Hence, controversies have arisen when studies have attempted to adapt the scale to other contexts. P Alves, L Morgado and Bd Oliveira [33] attempted to validate a Portuguese version of the 40-item SAWS, but their EFA results showed that the factor structure was significantly different from that of the original scale. In response, the authors proposed five alternative wisdom domains, namely reflection, mood, emotional self-regulation, experience and open mindedness, which are significantly different from those of the original SAWS. Due to the mixed findings on the factor structure of the wisdom scale, A Urrutia, GM de Espanes, C Ferrari, G Borgna, AM Alderete and F Villar [34] combined the 40-item SAWS and 79-item Wisdom Development Scale (WDS) to obtain a shortened 20-item scale with a three-factor structure for studying wisdom related issues. They applied the shortened scale in a study based on a sample of older adults in Argentina. However, their CFA results suggested very marginal model fit.

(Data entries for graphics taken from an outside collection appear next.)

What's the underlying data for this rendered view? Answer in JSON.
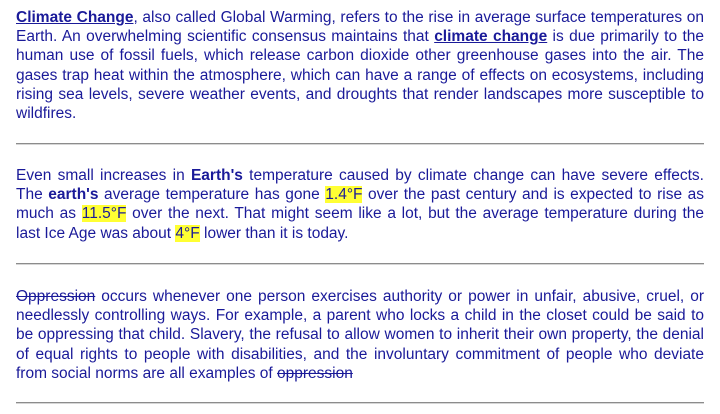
{
  "paragraphs": [
    {
      "lead_term": "Climate Change",
      "text_a": ", also called Global Warming, refers to the rise in average surface temperatures on Earth. An overwhelming scientific consensus maintains that ",
      "term2": "climate change",
      "text_b": " is due primarily to the human use of fossil fuels, which release carbon dioxide other greenhouse gases into the air. The gases trap heat within the atmosphere, which can have a range of effects on ecosystems, including rising sea levels, severe weather events, and droughts that render landscapes more susceptible to wildfires."
    },
    {
      "text_a": "Even small increases in ",
      "bold1": "Earth's",
      "text_b": " temperature caused by climate change can have severe effects. The ",
      "bold2": "earth's",
      "text_c": " average temperature has gone ",
      "hl1": "1.4°F",
      "text_d": " over the past century and is expected to rise as much as ",
      "hl2": "11.5°F",
      "text_e": " over the next. That might seem like a lot, but the average temperature during the last Ice Age was about ",
      "hl3": "4°F",
      "text_f": " lower than it is today."
    },
    {
      "strike1": "Oppression",
      "text_a": " occurs whenever one person exercises authority or power in unfair, abusive, cruel, or needlessly controlling ways. For example, a parent who locks a child in the closet could be said to be oppressing that child. Slavery, the refusal to allow women to inherit their own property, the denial of equal rights to people with disabilities, and the involuntary commitment of people who deviate from social norms are all examples of ",
      "strike2": "oppression"
    }
  ]
}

Given the controversies surrounding the full version of SAWS, this study explores whether the factor structure and dimensionality of the scale need further refinement. As JD Webster [2], who developed the original scale, stated, ‘continued refinement of specific scale items may eliminate those which explain little overall variance’ (p. 21). The first part of this study shows that the full 40-item scale fails to replicate the factor structure of SAWS using CFA. However, the EFA results support the development of a unidimensional nine-item Brief Self-Assessed Wisdom Scale (BSAWS). In the next section, the psychometric properties of the newly proposed BSAWS are evaluated and various tools are used to examine its internal consistency, criterion validity and construct validity. Overall, the results show that the BSAWS provides an efficient and valid tool for assessing wisdom using empirical data and psychometric evidence in different cultural contexts, i.e., Chinese culture.